The council's resolution attached two caveats. It wants the new rail idea to come with no additional tax increase, and it wants RTD to consider improving bus service to and from Longmont along the Interstate 25, U.S. Highway 287 and Colorado Highway 119 (Diagonal Highway) corridors.

RTD's current FasTracks plan includes an 18-mile rail line which would stretch north from downtown Denver through Thornton and Northglenn. If that line were to be extended to Longmont, it would have to pass through Weld County, which is not part of the transportation district. However, some Denver-to-Longmont regional express bus routes already run through Weld.

The original FasTracks plan includes a 41-mile northwest commuter-rail line running from downtown Denver along the U.S. Highway 36 corridor, then north along the eastern edge of Boulder and northeast to Longmont along existing BNSF tracks which parallel the Diagonal Highway. When the FasTracks tax issue first went to voters in 2004, BNSF told RTD the cost for using its tracks between Westminster and Longmont would be around $66 million. However, at a meeting in October 2011 in Chicago, BNSF told RTD it wanted $535 million - up front.

That stunning news and other cost issues, coupled with a severe economic slump, pushed RTD's timeline for completion of the line from 2016 back to 2044, and the total estimated cost from $461 million to $1.7 billion.

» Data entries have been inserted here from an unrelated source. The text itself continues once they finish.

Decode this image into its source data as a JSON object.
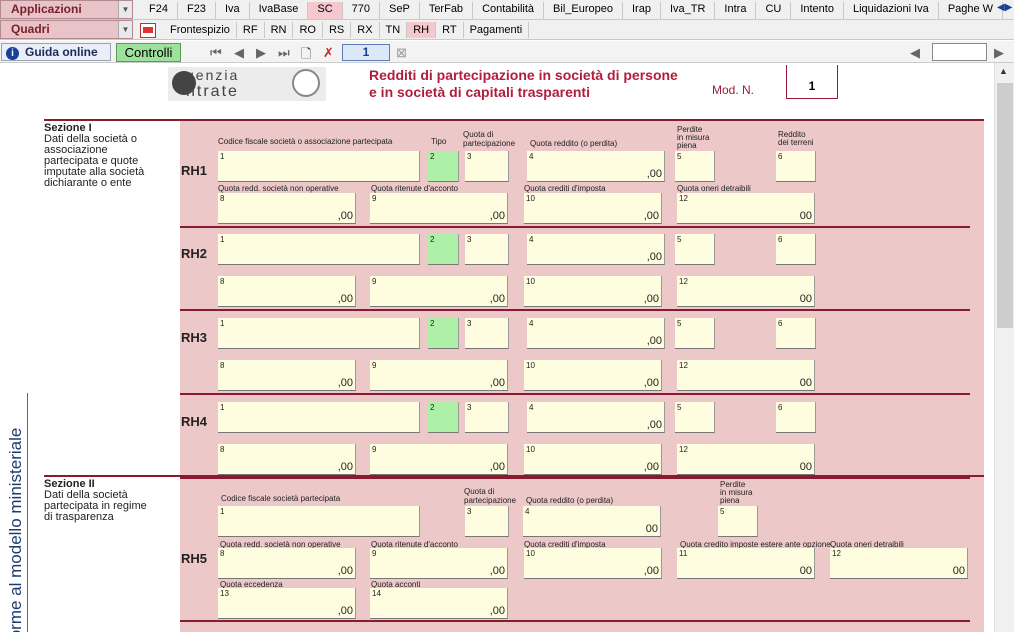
{
  "app": {
    "applicazioni_label": "Applicazioni",
    "quadri_label": "Quadri",
    "tabs": [
      "F24",
      "F23",
      "Iva",
      "IvaBase",
      "SC",
      "770",
      "SeP",
      "TerFab",
      "Contabilità",
      "Bil_Europeo",
      "Irap",
      "Iva_TR",
      "Intra",
      "CU",
      "Intento",
      "Liquidazioni Iva",
      "Paghe W"
    ],
    "active_tab": "SC",
    "subtabs": [
      "Frontespizio",
      "RF",
      "RN",
      "RO",
      "RS",
      "RX",
      "TN",
      "RH",
      "RT",
      "Pagamenti"
    ],
    "active_subtab": "RH",
    "guida_label": "Guida online",
    "controlli_label": "Controlli",
    "module_number": "1"
  },
  "form": {
    "logo_top": "genzia",
    "logo_bottom": "ntrate",
    "title_line1": "Redditi di partecipazione in società di persone",
    "title_line2": "e in società di capitali trasparenti",
    "mod_label": "Mod. N.",
    "mod_value": "1",
    "vertical_text": "forme al modello ministeriale",
    "section1": {
      "title": "Sezione I",
      "desc": [
        "Dati della società o",
        "associazione",
        "partecipata e quote",
        "imputate alla società",
        "dichiarante o ente"
      ],
      "headers": {
        "cf": "Codice fiscale società o associazione partecipata",
        "tipo": "Tipo",
        "quota_part_1": "Quota di",
        "quota_part_2": "partecipazione",
        "quota_reddito": "Quota reddito (o perdita)",
        "perdite_1": "Perdite",
        "perdite_2": "in misura",
        "perdite_3": "piena",
        "reddito_1": "Reddito",
        "reddito_2": "dei terreni",
        "quota_non_op": "Quota redd. società non operative",
        "quota_ritenute": "Quota ritenute d'acconto",
        "quota_crediti": "Quota crediti d'imposta",
        "quota_oneri": "Quota oneri detraibili"
      },
      "rows": [
        "RH1",
        "RH2",
        "RH3",
        "RH4"
      ],
      "field_numbers": [
        "1",
        "2",
        "3",
        "4",
        "5",
        "6",
        "8",
        "9",
        "10",
        "12"
      ],
      "zero_00": ",00",
      "zero_00b": "00"
    },
    "section2": {
      "title": "Sezione II",
      "desc": [
        "Dati della società",
        "partecipata in regime",
        "di trasparenza"
      ],
      "headers": {
        "cf": "Codice fiscale società partecipata",
        "quota_part_1": "Quota di",
        "quota_part_2": "partecipazione",
        "quota_reddito": "Quota reddito (o perdita)",
        "perdite_1": "Perdite",
        "perdite_2": "in misura",
        "perdite_3": "piena",
        "quota_non_op": "Quota redd. società non operative",
        "quota_ritenute": "Quota ritenute d'acconto",
        "quota_crediti": "Quota crediti d'imposta",
        "quota_credito_estere": "Quota credito imposte estere ante opzione",
        "quota_oneri": "Quota oneri detraibili",
        "quota_eccedenza": "Quota eccedenza",
        "quota_acconti": "Quota acconti"
      },
      "row": "RH5",
      "field_numbers": [
        "1",
        "3",
        "4",
        "5",
        "8",
        "9",
        "10",
        "11",
        "12",
        "13",
        "14"
      ],
      "zero_00": ",00",
      "zero_00b": "00"
    }
  },
  "colors": {
    "accent": "#b01e3c",
    "pink_bg": "#ecc8c8",
    "field_bg": "#fffde0",
    "green_field": "#aef0a8"
  }
}
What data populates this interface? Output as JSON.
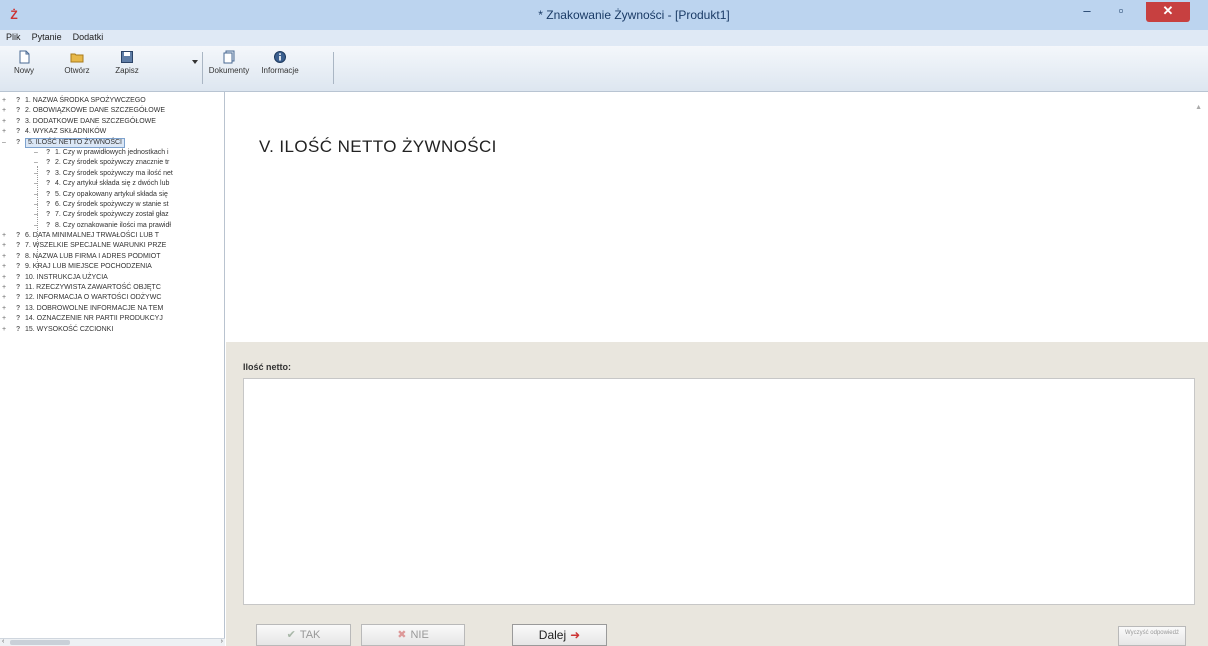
{
  "window": {
    "title": "* Znakowanie Żywności - [Produkt1]",
    "app_icon": "Ż",
    "minimize": "–",
    "maximize": "▫",
    "close": "✕"
  },
  "menu": [
    "Plik",
    "Pytanie",
    "Dodatki"
  ],
  "toolbar": {
    "new": "Nowy",
    "open": "Otwórz",
    "save": "Zapisz",
    "documents": "Dokumenty",
    "info": "Informacje"
  },
  "tree": {
    "items": [
      {
        "exp": "+",
        "q": "?",
        "label": "1. NAZWA ŚRODKA SPOŻYWCZEGO"
      },
      {
        "exp": "+",
        "q": "?",
        "label": "2. OBOWIĄZKOWE DANE SZCZEGÓŁOWE"
      },
      {
        "exp": "+",
        "q": "?",
        "label": "3. DODATKOWE DANE SZCZEGÓŁOWE"
      },
      {
        "exp": "+",
        "q": "?",
        "label": "4. WYKAZ SKŁADNIKÓW"
      },
      {
        "exp": "–",
        "q": "?",
        "label": "5. ILOŚĆ NETTO ŻYWNOŚCI",
        "selected": true
      },
      {
        "q": "?",
        "label": "1. Czy w prawidłowych jednostkach i",
        "child": true
      },
      {
        "q": "?",
        "label": "2. Czy środek spożywczy znacznie tr",
        "child": true
      },
      {
        "q": "?",
        "label": "3. Czy środek spożywczy ma ilość net",
        "child": true
      },
      {
        "q": "?",
        "label": "4. Czy artykuł składa się z dwóch lub",
        "child": true
      },
      {
        "q": "?",
        "label": "5. Czy opakowany artykuł składa się",
        "child": true
      },
      {
        "q": "?",
        "label": "6. Czy środek spożywczy w stanie st",
        "child": true
      },
      {
        "q": "?",
        "label": "7. Czy środek spożywczy został głaz",
        "child": true
      },
      {
        "q": "?",
        "label": "8. Czy oznakowanie ilości ma prawidł",
        "child": true
      },
      {
        "exp": "+",
        "q": "?",
        "label": "6. DATA MINIMALNEJ TRWAŁOŚCI LUB T"
      },
      {
        "exp": "+",
        "q": "?",
        "label": "7. WSZELKIE SPECJALNE WARUNKI PRZE"
      },
      {
        "exp": "+",
        "q": "?",
        "label": "8. NAZWA LUB FIRMA I ADRES PODMIOT"
      },
      {
        "exp": "+",
        "q": "?",
        "label": "9. KRAJ LUB MIEJSCE POCHODZENIA"
      },
      {
        "exp": "+",
        "q": "?",
        "label": "10. INSTRUKCJA UŻYCIA"
      },
      {
        "exp": "+",
        "q": "?",
        "label": "11. RZECZYWISTA ZAWARTOŚĆ OBJĘTC"
      },
      {
        "exp": "+",
        "q": "?",
        "label": "12. INFORMACJA O WARTOŚCI ODŻYWC"
      },
      {
        "exp": "+",
        "q": "?",
        "label": "13. DOBROWOLNE INFORMACJE NA TEM"
      },
      {
        "exp": "+",
        "q": "?",
        "label": "14. OZNACZENIE NR PARTII PRODUKCYJ"
      },
      {
        "exp": "+",
        "q": "?",
        "label": "15. WYSOKOŚĆ CZCIONKI"
      }
    ]
  },
  "main": {
    "section_title": "V. ILOŚĆ NETTO ŻYWNOŚCI",
    "field_label": "Ilość netto:",
    "answer_value": ""
  },
  "buttons": {
    "yes": "TAK",
    "no": "NIE",
    "next": "Dalej",
    "corner": "Wyczyść odpowiedź"
  },
  "colors": {
    "titlebar": "#bcd4ef",
    "close": "#c74040",
    "selected": "#dbe7f6",
    "panel": "#e9e6de"
  }
}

Longmont also is in conversation with cities to its north, including Loveland and Fort Collins, about connections that could tie the Denver rapid-transit system through Longmont to rail serving northern Colorado. FLEX buses, operated by the city of Fort Collins' TransFort system, already connect Longmont and the RTD system with Berthoud, Loveland and Fort Collins.

If the rail line to Longmont were routed north along I-25 instead of via U.S. 36 and the Diagonal, a districtwide ballot issue would be required to gain voter approval of the change.